Oh, now he was all conciliatory, huh? He wasn't stopping to ask questions before he ambushed Leigh with a damn shovel. How did he think coal was going to fix a broken nose, anyway?
He followed the kid's gaze just past Leigh's face, to Missy limp on his shoulder. That made more sense. 'How can I help MISSY'. Not Leigh. Everywhere he went nowadays, he was running into friends of hers. Useful for her. Irritating for him. He was always the bad guy now, huh? Now among white people as well as native ones. She couldn't have even known this kid for longer than a few hours on the train before she ended up half-comatose like this, how deep a bond could they even have made?
Unless... He side-eyed the teenage boy looking at his daughter. "You can help by loading your pockets with this damn stuff before we go, so you're not deadweight, too. And by getting it off all of us so we can breathe. Finally, you can help by keeping your damn distance from my daughter. Understand?" He marched off, after where the Inspector was prodding their captured bandit along. He was really starting to feel a connection to Gail. She was abrasive and practical.
"Everyone's untied, but bleeding isn't my specialty," he reported. "Not much we can do except heal the normal way, this time. Unfortunately." Over his shoulder, he barked, "You'll have a lot to answer for if I lose my good looks thanks to you."
Priorities are a bitch, but Gail was going to keep to some.
First was Roland. Keep him safe. That was already proving to be an extensive task but seeing as the little shit wasn't dead yet she supposed it was a passing job for now.
Second, and this one had been more recently been up, was that Roland seemed to have found some tag alongs. For a kid with the social graces of a fish, and perhaps less experience, that was a wonder of on its own. The fact that they were just as much trouble as he was might have been what bonded them together for all she knew. Magic and Mayhem and Missy.

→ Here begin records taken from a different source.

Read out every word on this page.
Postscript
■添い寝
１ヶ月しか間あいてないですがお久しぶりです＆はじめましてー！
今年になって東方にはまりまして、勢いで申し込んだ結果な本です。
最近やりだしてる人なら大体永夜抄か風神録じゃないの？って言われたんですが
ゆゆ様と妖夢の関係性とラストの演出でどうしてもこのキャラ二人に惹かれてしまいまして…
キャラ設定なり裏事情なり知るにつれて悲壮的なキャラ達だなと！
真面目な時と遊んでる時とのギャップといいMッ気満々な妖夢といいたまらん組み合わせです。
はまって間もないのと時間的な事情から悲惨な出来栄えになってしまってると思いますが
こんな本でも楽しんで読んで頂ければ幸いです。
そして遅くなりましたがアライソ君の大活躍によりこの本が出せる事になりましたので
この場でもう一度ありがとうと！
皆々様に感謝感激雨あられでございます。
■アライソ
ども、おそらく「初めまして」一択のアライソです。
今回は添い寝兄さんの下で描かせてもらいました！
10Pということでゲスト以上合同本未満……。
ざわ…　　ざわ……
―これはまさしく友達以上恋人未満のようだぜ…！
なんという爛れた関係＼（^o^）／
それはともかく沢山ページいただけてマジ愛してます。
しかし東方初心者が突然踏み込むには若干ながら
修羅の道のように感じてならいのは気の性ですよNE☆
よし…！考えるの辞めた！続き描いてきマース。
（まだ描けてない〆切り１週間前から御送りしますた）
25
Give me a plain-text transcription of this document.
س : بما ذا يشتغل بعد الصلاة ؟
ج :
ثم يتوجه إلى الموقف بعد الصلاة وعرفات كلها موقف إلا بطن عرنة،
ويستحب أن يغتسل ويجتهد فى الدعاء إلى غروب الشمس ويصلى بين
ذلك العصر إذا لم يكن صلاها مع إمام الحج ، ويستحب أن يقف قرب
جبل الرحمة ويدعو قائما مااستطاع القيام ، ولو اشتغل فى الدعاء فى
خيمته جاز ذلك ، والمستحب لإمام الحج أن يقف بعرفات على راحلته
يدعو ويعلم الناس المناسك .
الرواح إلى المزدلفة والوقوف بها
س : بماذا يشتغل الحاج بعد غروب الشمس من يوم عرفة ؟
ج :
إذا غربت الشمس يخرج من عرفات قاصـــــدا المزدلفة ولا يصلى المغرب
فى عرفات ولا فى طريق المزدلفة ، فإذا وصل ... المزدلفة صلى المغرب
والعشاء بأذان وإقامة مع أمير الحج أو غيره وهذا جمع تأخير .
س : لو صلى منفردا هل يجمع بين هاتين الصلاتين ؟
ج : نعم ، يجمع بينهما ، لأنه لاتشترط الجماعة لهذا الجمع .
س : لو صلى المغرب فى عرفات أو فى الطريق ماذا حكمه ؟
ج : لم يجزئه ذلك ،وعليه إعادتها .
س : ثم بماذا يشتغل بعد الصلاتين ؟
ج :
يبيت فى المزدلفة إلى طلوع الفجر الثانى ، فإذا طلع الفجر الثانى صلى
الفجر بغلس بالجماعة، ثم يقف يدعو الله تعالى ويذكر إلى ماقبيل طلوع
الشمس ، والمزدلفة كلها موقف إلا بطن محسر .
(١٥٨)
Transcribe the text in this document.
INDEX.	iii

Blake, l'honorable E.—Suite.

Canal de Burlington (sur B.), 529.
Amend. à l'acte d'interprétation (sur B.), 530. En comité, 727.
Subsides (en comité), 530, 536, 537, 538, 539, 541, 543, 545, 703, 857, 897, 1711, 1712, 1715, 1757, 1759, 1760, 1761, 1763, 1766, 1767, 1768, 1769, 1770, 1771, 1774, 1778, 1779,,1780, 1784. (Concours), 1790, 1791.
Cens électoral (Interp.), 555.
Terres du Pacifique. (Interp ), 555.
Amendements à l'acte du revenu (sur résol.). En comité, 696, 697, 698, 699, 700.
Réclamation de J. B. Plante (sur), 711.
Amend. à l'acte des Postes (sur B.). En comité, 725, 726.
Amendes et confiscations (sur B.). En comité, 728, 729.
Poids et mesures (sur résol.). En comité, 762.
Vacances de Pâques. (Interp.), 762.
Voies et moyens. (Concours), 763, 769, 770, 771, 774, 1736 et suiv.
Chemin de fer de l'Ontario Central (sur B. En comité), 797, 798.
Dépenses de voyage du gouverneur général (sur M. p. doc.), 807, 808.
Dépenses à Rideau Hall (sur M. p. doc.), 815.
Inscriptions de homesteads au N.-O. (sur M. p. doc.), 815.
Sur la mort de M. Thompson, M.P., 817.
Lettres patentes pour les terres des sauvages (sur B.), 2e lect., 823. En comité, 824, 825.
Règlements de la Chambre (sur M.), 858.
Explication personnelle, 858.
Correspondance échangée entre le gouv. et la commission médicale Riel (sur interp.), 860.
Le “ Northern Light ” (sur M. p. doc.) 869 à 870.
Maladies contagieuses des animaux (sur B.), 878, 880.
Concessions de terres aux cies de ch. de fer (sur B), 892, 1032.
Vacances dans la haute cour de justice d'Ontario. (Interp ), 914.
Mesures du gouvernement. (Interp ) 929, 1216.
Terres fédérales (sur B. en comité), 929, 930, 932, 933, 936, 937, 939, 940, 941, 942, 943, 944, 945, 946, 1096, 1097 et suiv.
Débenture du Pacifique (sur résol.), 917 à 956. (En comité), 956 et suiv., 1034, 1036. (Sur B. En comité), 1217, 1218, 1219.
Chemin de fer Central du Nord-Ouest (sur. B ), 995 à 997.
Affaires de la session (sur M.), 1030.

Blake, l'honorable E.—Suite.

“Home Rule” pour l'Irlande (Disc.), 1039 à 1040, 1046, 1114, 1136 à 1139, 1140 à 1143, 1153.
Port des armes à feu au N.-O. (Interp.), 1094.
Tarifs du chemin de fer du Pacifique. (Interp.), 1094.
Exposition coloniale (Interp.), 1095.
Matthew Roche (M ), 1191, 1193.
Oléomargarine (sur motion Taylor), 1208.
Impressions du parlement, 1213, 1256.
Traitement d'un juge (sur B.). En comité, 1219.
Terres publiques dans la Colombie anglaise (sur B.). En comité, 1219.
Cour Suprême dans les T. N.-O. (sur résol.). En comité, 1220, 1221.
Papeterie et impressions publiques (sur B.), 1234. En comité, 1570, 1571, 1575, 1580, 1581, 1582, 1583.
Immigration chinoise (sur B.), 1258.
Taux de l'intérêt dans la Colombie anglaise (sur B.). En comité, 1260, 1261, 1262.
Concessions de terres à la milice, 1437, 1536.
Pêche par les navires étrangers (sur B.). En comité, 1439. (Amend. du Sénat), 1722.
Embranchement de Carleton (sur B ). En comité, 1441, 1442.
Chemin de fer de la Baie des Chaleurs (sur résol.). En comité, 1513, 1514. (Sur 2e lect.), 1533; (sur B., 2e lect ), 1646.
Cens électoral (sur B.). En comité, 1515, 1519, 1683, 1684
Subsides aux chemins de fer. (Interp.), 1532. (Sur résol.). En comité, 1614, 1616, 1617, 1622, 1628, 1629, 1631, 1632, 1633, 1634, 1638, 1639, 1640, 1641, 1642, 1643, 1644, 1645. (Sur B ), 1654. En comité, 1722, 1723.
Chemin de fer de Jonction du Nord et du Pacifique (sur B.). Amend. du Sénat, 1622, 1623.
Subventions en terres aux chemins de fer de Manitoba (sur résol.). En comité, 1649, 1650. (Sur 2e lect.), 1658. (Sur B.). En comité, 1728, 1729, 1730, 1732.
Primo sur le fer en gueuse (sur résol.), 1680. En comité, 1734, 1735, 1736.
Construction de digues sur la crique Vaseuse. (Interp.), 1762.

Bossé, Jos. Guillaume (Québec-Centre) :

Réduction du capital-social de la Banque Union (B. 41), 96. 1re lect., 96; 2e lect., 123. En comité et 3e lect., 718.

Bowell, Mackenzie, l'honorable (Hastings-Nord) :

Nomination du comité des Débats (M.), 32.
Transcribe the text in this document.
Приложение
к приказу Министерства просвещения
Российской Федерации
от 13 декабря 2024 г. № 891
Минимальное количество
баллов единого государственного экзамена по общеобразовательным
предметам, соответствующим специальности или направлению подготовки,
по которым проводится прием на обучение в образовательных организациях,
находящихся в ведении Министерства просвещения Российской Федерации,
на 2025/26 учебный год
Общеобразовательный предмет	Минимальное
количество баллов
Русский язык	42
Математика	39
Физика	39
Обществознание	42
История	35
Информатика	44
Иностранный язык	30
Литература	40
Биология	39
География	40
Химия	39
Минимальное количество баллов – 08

Third, learning more about this loci/locum business. They said its supposed to be secret, but there had to be some manner of regulation to this nonsense. Some manner of laws, protections, limits. Hell, it would be nice to know what sort capabilities Roland had, since the boy clearly had no clear concept of them.
Fourth, was making up her mind about what to do with Shelly Shasta. She was party to what might be the death of one, and then whatever fate had befallen the Miss. Pahana Roland got himself so worked up over.
Shelly wasn't starting on Gail's good side, but Gail wasn't above giving the woman a chance.
"If you'll come along, ma'am, I think we've got some talking to do and we'd best get it done quick. If you'll lead the way, I'd appreciate it if you'd elaborate a little more on this locum business."